Organs and elections in Israel

Assaf Romm wrote to me yesterday about a plan to solicit registrations for Israel's deceased organ donor list at today's national elections. If it works, it might make sense to rethink whether recruitment of deceased donors in the US should be mostly at the Department of Motor Vehicles...

"Adi (the Israeli organ donor card foundation) has decided to use election day (tomorrow) as an opportunity to register people as organ donors. 

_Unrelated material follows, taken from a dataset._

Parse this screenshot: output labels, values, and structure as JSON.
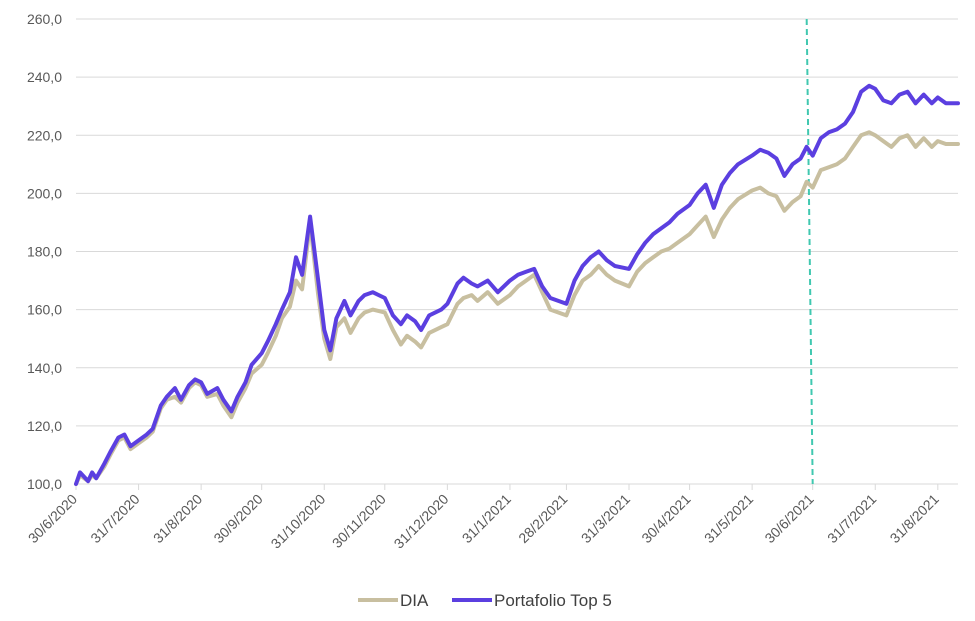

"Here is the ynet article (in Hebrew): 

לראשונה: עמדות החתמה לכרטיס אדי בקלפיות

Assaf summarizes:
"This is a joint project invented by someone at the National Transplantation Center and approved by the Ministry of Health.
About 750 Adi representatives will stand near the voting booths and will help citizens to sign the organ donor card at the same time they come to vote. This is the first time it has been done in Israel (and I couldn't find examples in other countries by searching in Google). Due to the recent advertising campaign for the (relatively) new priority law and increased attention in the public, Adi foundation expects about 720-750 thousand new organ donors during election day (and if they'll do half of that, it will still be an outstanding achievement in my opinion)."

Post-election update:
Assaf writes:

"First, either I made a mistake reading, or they made a mistake when they wrote the article which they fixed later on. The numbers were supposed to be from 720,000 to 750,000 but not as an estimate but as a difference (which makes much more sense), that is, they expected about 30,000 new organ donor card holders.
"Second, The actual output was 15,000 new organ donor card holders, so about half as much as they expected. That also means about 20 donors per representative, which is about one donor every half an hour. Frankly, I think this is embarrassing and I wouldn't expect any less than that by putting an Adi booth at any crowded shopping mall... They are still very happy of course."